Especially for young girls, advertising and social media can have a significant impact on their body image and body confidence. Images or stories about very thin or skinny women often dominate the media landscape — like models on Instagram who post about their “thigh gaps,” or interviews with slim celebrities who talk about needing to “lose weight” or “go on a diet.”
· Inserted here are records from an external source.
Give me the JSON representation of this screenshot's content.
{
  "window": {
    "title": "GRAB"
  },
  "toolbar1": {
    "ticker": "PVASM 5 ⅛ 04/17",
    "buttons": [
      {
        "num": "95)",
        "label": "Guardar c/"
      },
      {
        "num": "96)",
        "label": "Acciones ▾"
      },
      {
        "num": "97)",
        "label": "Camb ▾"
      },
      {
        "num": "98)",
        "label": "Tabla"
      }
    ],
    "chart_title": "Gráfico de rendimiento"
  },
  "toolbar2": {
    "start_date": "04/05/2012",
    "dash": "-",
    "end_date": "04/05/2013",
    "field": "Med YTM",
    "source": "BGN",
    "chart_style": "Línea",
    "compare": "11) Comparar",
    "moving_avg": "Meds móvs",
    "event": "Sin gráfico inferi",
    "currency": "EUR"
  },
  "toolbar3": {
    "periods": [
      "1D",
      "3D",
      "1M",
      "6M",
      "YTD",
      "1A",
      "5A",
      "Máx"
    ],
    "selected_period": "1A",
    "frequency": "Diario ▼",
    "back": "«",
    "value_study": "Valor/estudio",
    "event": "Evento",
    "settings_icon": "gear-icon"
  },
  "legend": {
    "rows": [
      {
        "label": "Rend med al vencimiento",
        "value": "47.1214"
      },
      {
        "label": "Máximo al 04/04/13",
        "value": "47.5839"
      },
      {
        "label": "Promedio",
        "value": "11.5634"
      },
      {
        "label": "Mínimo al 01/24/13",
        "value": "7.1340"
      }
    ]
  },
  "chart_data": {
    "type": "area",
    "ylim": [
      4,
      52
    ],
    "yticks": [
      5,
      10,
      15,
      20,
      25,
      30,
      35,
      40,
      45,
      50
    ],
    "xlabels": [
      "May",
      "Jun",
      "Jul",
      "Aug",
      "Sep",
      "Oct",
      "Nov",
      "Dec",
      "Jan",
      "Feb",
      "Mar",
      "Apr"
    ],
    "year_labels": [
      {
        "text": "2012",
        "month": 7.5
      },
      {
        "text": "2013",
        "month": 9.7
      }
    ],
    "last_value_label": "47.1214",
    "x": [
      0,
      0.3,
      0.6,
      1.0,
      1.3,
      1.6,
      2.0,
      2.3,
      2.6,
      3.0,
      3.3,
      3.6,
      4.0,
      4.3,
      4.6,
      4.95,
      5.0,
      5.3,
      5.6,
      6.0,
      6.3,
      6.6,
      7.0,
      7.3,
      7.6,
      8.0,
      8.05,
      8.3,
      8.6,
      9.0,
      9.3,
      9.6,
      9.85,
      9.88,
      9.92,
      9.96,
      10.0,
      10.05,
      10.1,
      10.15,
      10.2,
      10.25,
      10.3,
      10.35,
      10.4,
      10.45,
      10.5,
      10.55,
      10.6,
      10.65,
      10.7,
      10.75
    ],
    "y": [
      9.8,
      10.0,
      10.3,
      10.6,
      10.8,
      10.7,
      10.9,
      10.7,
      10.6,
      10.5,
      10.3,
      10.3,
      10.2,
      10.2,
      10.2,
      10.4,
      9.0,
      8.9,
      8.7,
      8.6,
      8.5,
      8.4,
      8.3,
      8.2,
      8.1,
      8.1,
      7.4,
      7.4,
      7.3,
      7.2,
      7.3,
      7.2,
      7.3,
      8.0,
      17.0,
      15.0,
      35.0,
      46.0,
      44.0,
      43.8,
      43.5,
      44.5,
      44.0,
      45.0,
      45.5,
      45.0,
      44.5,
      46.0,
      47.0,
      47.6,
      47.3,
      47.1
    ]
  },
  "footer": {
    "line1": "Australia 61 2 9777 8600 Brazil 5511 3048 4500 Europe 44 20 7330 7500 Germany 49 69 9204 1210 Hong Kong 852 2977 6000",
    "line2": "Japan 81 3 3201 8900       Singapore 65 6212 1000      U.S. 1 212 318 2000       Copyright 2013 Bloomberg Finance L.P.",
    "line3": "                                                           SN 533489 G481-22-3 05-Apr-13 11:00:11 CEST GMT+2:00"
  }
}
The prevalence of dieting in pre-teen and teenage girls
Health experts estimate that 40 percent of nine-year-old girls, 80 percent of 10-year-old girls and 60 percent of high school girls have dieted. Children and teenagers are at the highest risk for developing psychological or physical problems related to body image, such as an eating disorder or body dysmorphic disorder.
Research shows that the younger a girl is when she starts dieting, the greater likelihood that she will use extreme measures to control her weight, like by vomiting, restricting food or using diuretics. By the time a woman who started dieting at a young age turns 30, she’s more likely to have abused drugs and alcohol — and, strangely enough, to be overweight.
What parents can do about young girls and dieting
As a parent, the research and statistics about young girls and dieting can be very disturbing. If your pre-teen or teenage daughter has mentioned or even tried dieting, it can be hard for parents to know what to do. However, don’t ignore it or assume that dieting is just a “phase.” There are steps parents can take to help their preteen or teenage daughter develop strong self esteem and a healthy body image.
Here are some ways to help your daughter adopt healthy eating habits and feel good about themselves without dieting:
- Encourage her to participate in physical activities she enjoys — Your daughter might want to join a school sports team, or would rather do some other type of activity, like yoga, hiking, snowboarding or dancing.
- Shop for groceries together and cook fresh foods — Having your daughter learn how to prepare food and enjoy cooking will go a long way in developing healthy eating habits. Try new recipes as a family and let your daughter decide what you’re making for dinner that night.
- Make healthy eating a family affair — Eliminate added sugars, refined carbohydrates and processed foods from your pantry. Focus on nutrition, not cutting calories.
- Limit and monitor time spent on social media — Adolescents can be very susceptible to what they see on social media. Spending hours on Facebook, Instagram or other social media platforms can actually increase a pre-teen or teen girl’s risk of developing a poor body image or an eating disorder.
- Never criticize your daughter’s body or appearance — Negative comments about how your daughter looks can really sting and make her self-conscious about her appearance. Instead, place a strong emphasis on your daughter’s accomplishments and make positive comments about things she does well, not how she looks.
As a parent, you play a crucial role in helping your daughter boost her self-esteem, feel confident and feel good physically, mentally and emotionally. Taking steps now to prevent dieting can have a big impact on your daughter’s health long-term.